A kinship coefficient based on the pedigree reported for each couple was calculated
according to the method as described by Wright 6].

Although pairwise coefficients of relatedness in genomic data can be calculated based
on known allele frequencies in a population, these allele frequencies are frequently
not known and often calculated from the sample by estimators of relatedness 7]. Lack of homogeneity of the sample or sampling errors can lead to false estimates
7], 8]. Since in some populations, individuals are genetically more similar than in other
countries, to estimate the genomic pairwise relatedness of our sample we used three
different estimators (PLINK, King, IBDelphi) to account for the population stratification
as well as for the inbreeding in our sample. Moreover, we estimated the relationship
coefficients from the whole set of samples (overall analysis), as well as from separate
sets containing only couples from one population (population subgroup analysis). This
latter analysis was performed only for the Tunisian, Saudi and Turkish couples, given
the small sample sizes from the other populations.

PLINK uses a method-of-moments approach where the probability of sharing 0, 1 or 2
SNPs IBD is calculated. The total proportion of SNPs IBD is calculated based on the
estimated allele frequency of all SNPs and assumes homogeneity 4]. King uses the same approach, and offers two different methods: King homo, which
assumes homogeneity of the sample, and King robust, which provides robust relationship
inference allowing for heterogeneity of the sample by a robust approach that accounts for population stratification 8], 9]. Finally, IBDelphi is an algorithm that analyses raw data of high-density SNP genotypes
from a consanguineous couple by looking for homozygous regions of over 0.5 Mb in both
genomes that lack SNPs that exclude IBD 10].

In PLINK, pairwise relatedness between partners of each couple was calculated with
the –genome –rel-check command in PLINK. In King, the pruned subset of SNPs was used to calculate pairwise
IBD through the kinship parameter (for the overall analysis) and homo parameter (for
the population subgroup analysis). Finally, individual genotype files were entered
pairwise in IBDelphi, producing IBD measures. All estimates of pairwise relatedness
(pedigree, PLINK, King and IBDelphi) were entered in the statistical package R and
SPSS version 20. Pearson’s correlation coefficients were calculated for correlations
between the different estimates. Rgen represents the relatedness as derived from the
genotype, while Rped was calculated based on the pedigree information reported.

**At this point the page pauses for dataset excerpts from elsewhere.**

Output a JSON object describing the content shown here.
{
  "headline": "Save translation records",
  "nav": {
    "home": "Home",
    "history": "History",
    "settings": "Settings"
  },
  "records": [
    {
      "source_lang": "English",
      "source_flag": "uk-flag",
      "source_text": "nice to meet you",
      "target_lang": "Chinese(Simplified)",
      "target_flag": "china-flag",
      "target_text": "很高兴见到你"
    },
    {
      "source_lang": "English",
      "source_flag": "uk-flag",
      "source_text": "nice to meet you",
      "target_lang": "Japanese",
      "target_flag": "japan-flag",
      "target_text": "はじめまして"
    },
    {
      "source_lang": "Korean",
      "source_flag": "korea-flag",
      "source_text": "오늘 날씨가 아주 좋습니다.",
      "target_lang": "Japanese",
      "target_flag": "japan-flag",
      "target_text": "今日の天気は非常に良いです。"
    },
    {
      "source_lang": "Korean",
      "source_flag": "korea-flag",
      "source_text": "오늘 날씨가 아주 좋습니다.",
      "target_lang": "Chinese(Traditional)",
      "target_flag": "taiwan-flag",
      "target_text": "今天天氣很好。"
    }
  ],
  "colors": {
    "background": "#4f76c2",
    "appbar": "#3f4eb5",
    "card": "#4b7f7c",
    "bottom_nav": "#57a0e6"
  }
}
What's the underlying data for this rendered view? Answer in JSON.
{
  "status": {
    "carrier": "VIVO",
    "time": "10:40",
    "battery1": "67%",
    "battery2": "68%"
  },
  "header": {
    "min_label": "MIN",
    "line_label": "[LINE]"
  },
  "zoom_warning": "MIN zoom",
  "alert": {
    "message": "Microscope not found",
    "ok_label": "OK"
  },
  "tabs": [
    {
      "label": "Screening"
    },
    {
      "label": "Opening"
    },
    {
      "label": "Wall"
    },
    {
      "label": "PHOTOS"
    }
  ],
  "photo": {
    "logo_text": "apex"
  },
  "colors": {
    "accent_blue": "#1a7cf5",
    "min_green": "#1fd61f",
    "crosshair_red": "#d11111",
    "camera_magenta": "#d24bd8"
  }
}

The ratio R?=?(Rgen-Rped)/Rped was used as a measure of the degree of similarity between
Rgen and Rped, with Rgen being the observed measure of pairwise relatedness (resulting
from our analyses by the four different approaches) and Rped the kinship coefficient
between the parents of a child based on the pedigree. If, for a couple, Rped is higher
(lower) than Rgen, R is negative (positive). By dividing the difference by Rped, we
consider the relative differences. The possible influence of population was ignored
first, and the alternative hypothesis was tested that the median of the distribution
of ratio R of cases (couples with affected children) is higher than the median of
the distribution of controls (couples with only healthy children) with the one-sided
non-parametric Mann Whitney test at level 0.05. Since most (96 of the 151 couples)
couples come from Tunisia, they were subsequently selected to filter out a possible
population effect, and the same test was performed based on these selected data. The
analyses were also done separately for the first cousin couples (based on pedigree)
as they are the most predominant consanguineous couples who seek genetic counselling.

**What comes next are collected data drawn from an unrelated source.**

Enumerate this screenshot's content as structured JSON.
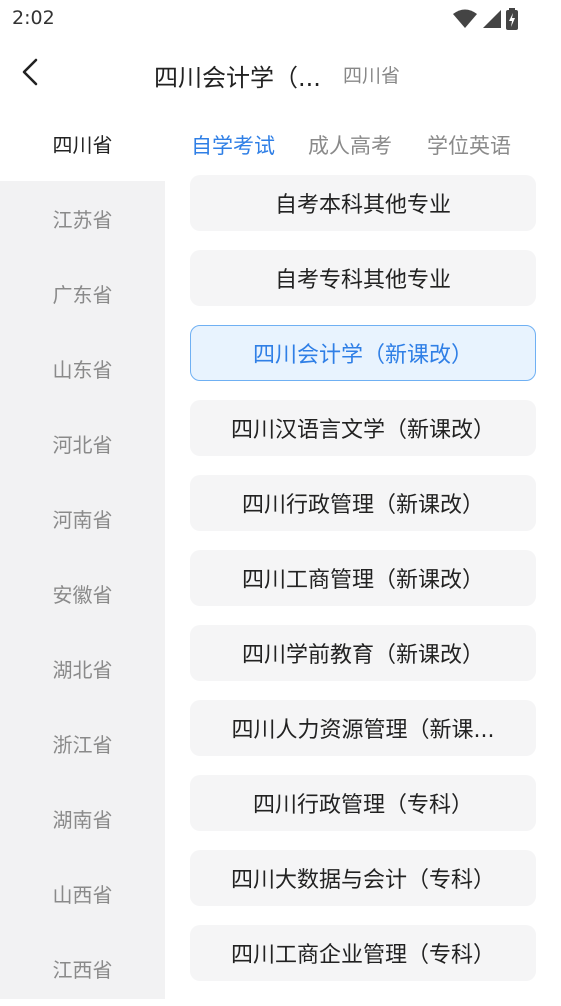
{
  "status_bar": {
    "time": "2:02",
    "icons": [
      "wifi-icon",
      "signal-icon",
      "battery-charging-icon"
    ]
  },
  "header": {
    "title": "四川会计学（...",
    "subtitle": "四川省"
  },
  "sidebar": {
    "items": [
      {
        "label": "四川省",
        "active": true
      },
      {
        "label": "江苏省"
      },
      {
        "label": "广东省"
      },
      {
        "label": "山东省"
      },
      {
        "label": "河北省"
      },
      {
        "label": "河南省"
      },
      {
        "label": "安徽省"
      },
      {
        "label": "湖北省"
      },
      {
        "label": "浙江省"
      },
      {
        "label": "湖南省"
      },
      {
        "label": "山西省"
      },
      {
        "label": "江西省"
      }
    ]
  },
  "tabs": [
    {
      "label": "自学考试",
      "active": true
    },
    {
      "label": "成人高考"
    },
    {
      "label": "学位英语"
    }
  ],
  "majors": [
    {
      "label": "自考本科其他专业"
    },
    {
      "label": "自考专科其他专业"
    },
    {
      "label": "四川会计学（新课改）",
      "selected": true
    },
    {
      "label": "四川汉语言文学（新课改）"
    },
    {
      "label": "四川行政管理（新课改）"
    },
    {
      "label": "四川工商管理（新课改）"
    },
    {
      "label": "四川学前教育（新课改）"
    },
    {
      "label": "四川人力资源管理（新课..."
    },
    {
      "label": "四川行政管理（专科）"
    },
    {
      "label": "四川大数据与会计（专科）"
    },
    {
      "label": "四川工商企业管理（专科）"
    }
  ],
  "colors": {
    "accent": "#2f7fe6",
    "selected_bg": "#e8f3fe",
    "selected_border": "#6fb0f3",
    "sidebar_bg": "#f2f2f3"
  }
}
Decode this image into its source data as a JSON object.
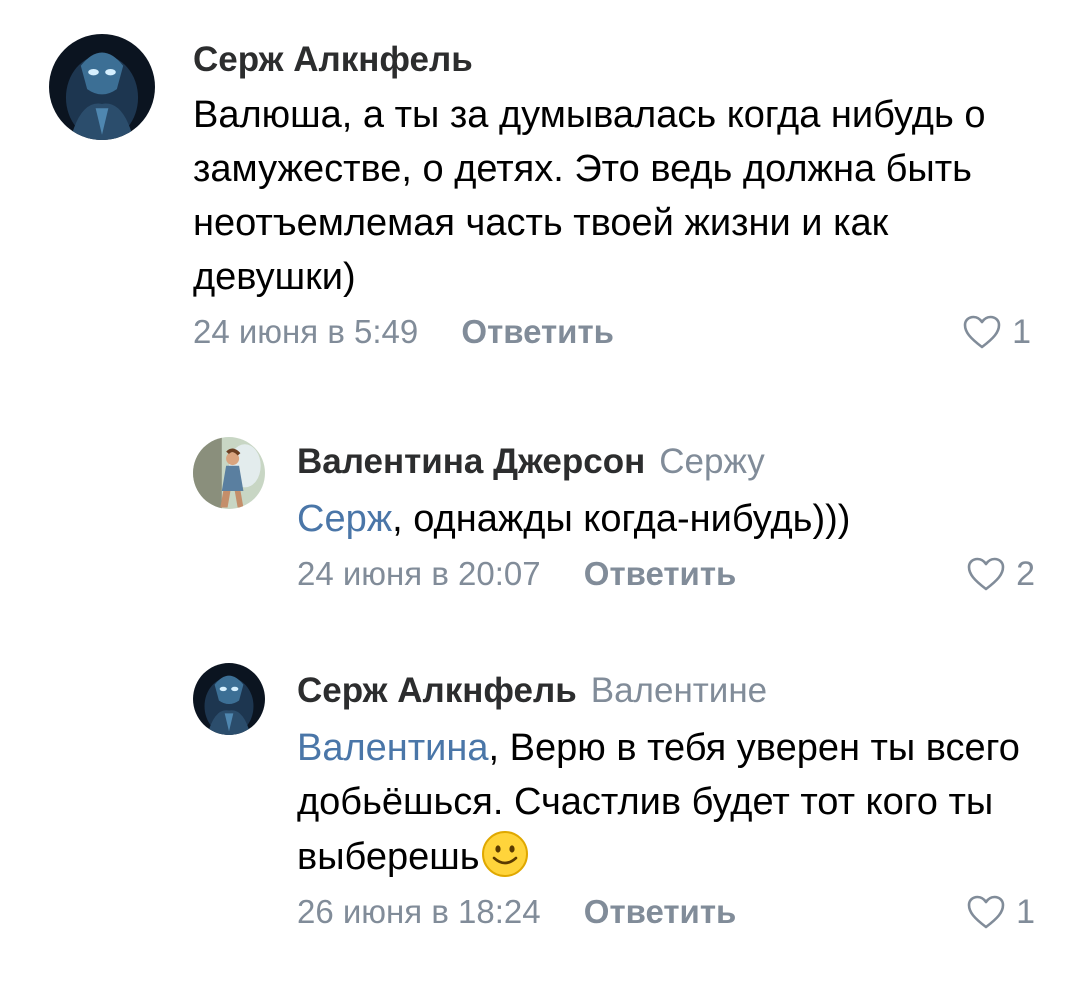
{
  "comments": [
    {
      "author": "Серж Алкнфель",
      "reply_to": "",
      "mention": "",
      "text": "Валюша, а ты за думывалась когда нибудь о замужестве, о детях. Это ведь должна быть неотъемлемая часть твоей жизни и как девушки)",
      "date": "24 июня в 5:49",
      "reply_label": "Ответить",
      "likes": "1",
      "avatar_icon": "alien-figure-avatar"
    },
    {
      "author": "Валентина Джерсон",
      "reply_to": "Сержу",
      "mention": "Серж",
      "text": ", однажды когда-нибудь)))",
      "date": "24 июня в 20:07",
      "reply_label": "Ответить",
      "likes": "2",
      "avatar_icon": "fairy-figure-avatar"
    },
    {
      "author": "Серж Алкнфель",
      "reply_to": "Валентине",
      "mention": "Валентина",
      "text": ", Верю в тебя уверен ты всего добьёшься. Счастлив будет тот кого ты выберешь",
      "emoji": "smile-emoji",
      "date": "26 июня в 18:24",
      "reply_label": "Ответить",
      "likes": "1",
      "avatar_icon": "alien-figure-avatar"
    }
  ],
  "colors": {
    "author": "#2c2d2e",
    "secondary": "#818c99",
    "mention": "#4a76a8"
  }
}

Next, a mixed effects linear model was assumed. The outcome variable in the model
is equal to ratio R, the covariates consist of an intercept, the fixed effect 0–1
variable “whether the couple has an affected child (covariate equals 1) or not (covariate
equals 0)” (i.e. case or control), and a random effect “population”. The population
effect on the association between the outcome variable R and the case–control status
was investigated and the one-sided alternative hypothesis was tested regarding whether
the regression parameter for case–control status was positive, corrected for a possible
population effect if “population” is a confounder.